Each diocese is required to have a review board according to the “Essential Norms,” which serve as particular law for the United States enacted by the Holy See in conjunction with the Charter for the Protection of Children and Young People. The diocesan review board evaluates allegations of the abuse of a minor against a priest or deacon.
“I have consciously expanded the scope of our Diocesan Review Board,” Bishop Conley explained. “I have now asked for their counsel in cases that do not involve minors.”
The purpose of the review board is to seek the truth of situations brought before them, and to counsel the bishop in responding to each case.
Chancery staff changes
The bishop is also revamping his chancery staff to broaden the counsel he receives regarding administration of the diocese.
Related: list of new clergy appointments
Msgr. Mark Huber, who has been serving as judicial vicar, has been named vicar general of the diocese. The vicar general – an appointment required by canon law – is to assist the bishop in the governance of the entire diocese. Msgr. Huber is also pastor of St. Mary Parish in Denton.
Msgr. Timothy Thorburn has been vicar general since 1999.
“I am grateful for the service of Msgr. Thorburn to our diocese, who has held a number of positions over the years and served with a love for Christ and His Church,” Bishop Conley said. “I am also grateful for his willingness to take on a new role at this time, as the diocese faces new challenges.”

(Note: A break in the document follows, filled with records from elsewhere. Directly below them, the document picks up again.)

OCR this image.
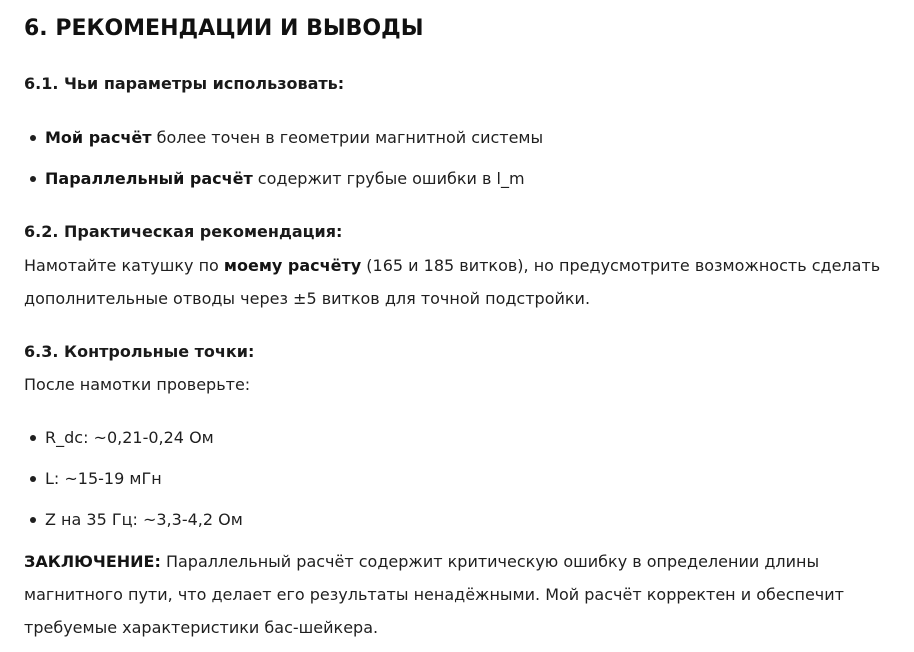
6. РЕКОМЕНДАЦИИ И ВЫВОДЫ
6.1. Чьи параметры использовать:
Мой расчёт более точен в геометрии магнитной системы
Параллельный расчёт содержит грубые ошибки в l_m
6.2. Практическая рекомендация:

Намотайте катушку по моему расчёту (165 и 185 витков), но предусмотрите возможность сделать дополнительные отводы через ±5 витков для точной подстройки.

6.3. Контрольные точки:

После намотки проверьте:

R_dc: ~0,21-0,24 Ом
L: ~15-19 мГн
Z на 35 Гц: ~3,3-4,2 Ом

ЗАКЛЮЧЕНИЕ: Параллельный расчёт содержит критическую ошибку в определении длины магнитного пути, что делает его результаты ненадёжными. Мой расчёт корректен и обеспечит требуемые характеристики бас-шейкера.
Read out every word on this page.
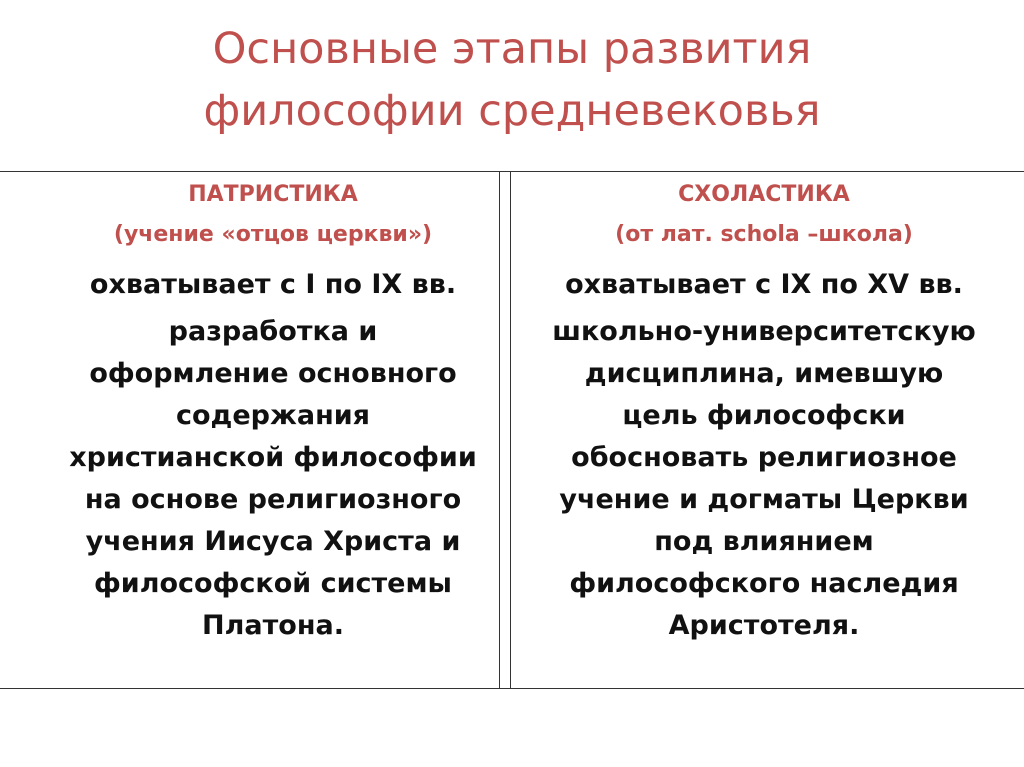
Основные этапы развития
философии средневековья

ПАТРИСТИКА

(учение «отцов церкви»)

охватывает с I по IX вв.

разработка и
оформление основного
содержания
христианской философии
на основе религиозного
учения Иисуса Христа и
философской системы
Платона.

СХОЛАСТИКА

(от лат. schola –школа)

охватывает с IX по XV вв.

школьно-университетскую
дисциплина, имевшую
цель философски
обосновать религиозное
учение и догматы Церкви
под влиянием
философского наследия
Аристотеля.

Msgr. Thorburn will continue serving as chaplain to the Carmelite Sisters, and will now also serve as a judge on the tribunal, and as co-vicar for religious.
Father Steven Snitily, pastor of Holy Trinity Parish in Brainard, has been named judicial vicar. He acts with the authority of the bishop in judicial matters – judging cases in the diocesan ecclesiastical court.
Father Christopher Goodwin will serve as vicar for clergy. Under this title, he will address the physical, mental, emotional, and spiritual needs of priests in the diocese and act as a liaison between priests and the bishop, and vice versa. The role has been filled by Father Randall Langhorst since 2013, the first to fill in the role full-time.
“Father Langhorst has been an advocate for retired and ill priests,” the bishop said. “He has helped mentor young priests and has heard the concerns of priests throughout the whole diocese. His availability to all his brother priests has been greatly appreciated.”
Father Langhorst is serving as administrator of St. Wenceslaus Parish in Wilber and St. Joseph Parish in Tobias.
Father Goodwin has been working as a secretary in the apostolic nunciature in Washington, D.C. since 2014.
“I value counsel from others,” Bishop Conley said. “I consult priests and lay experts to inform my decisions. I take complete ownership of my decisions and actions,” he continued, but reiterated that he welcomes input from a variety of sources.
“I will continue to seek counsel from experts in all areas where it is needed,” he said. “I am looking forward to the assistance provided by EthicsPoint, to bring to light any situations in which someone has been harmed.
“We must get to the truth for those who have been wronged or hurt,” he stressed, “and ensure that all victims find justice.”
The diocese will also hire a “Victim Assistance Coordinator” to provide for immediate support and pastoral outreach for persons who report that they were sexually abused as minors by church personnel. This includes meeting personally with victims who contact the diocese, acknowledging the accusation, providing a compassionate and timely response, and informing them of available assistance. This support may include arranging for various support services, including counseling with a mental health professional, spiritual direction, and/or referrals to support groups and other community resources.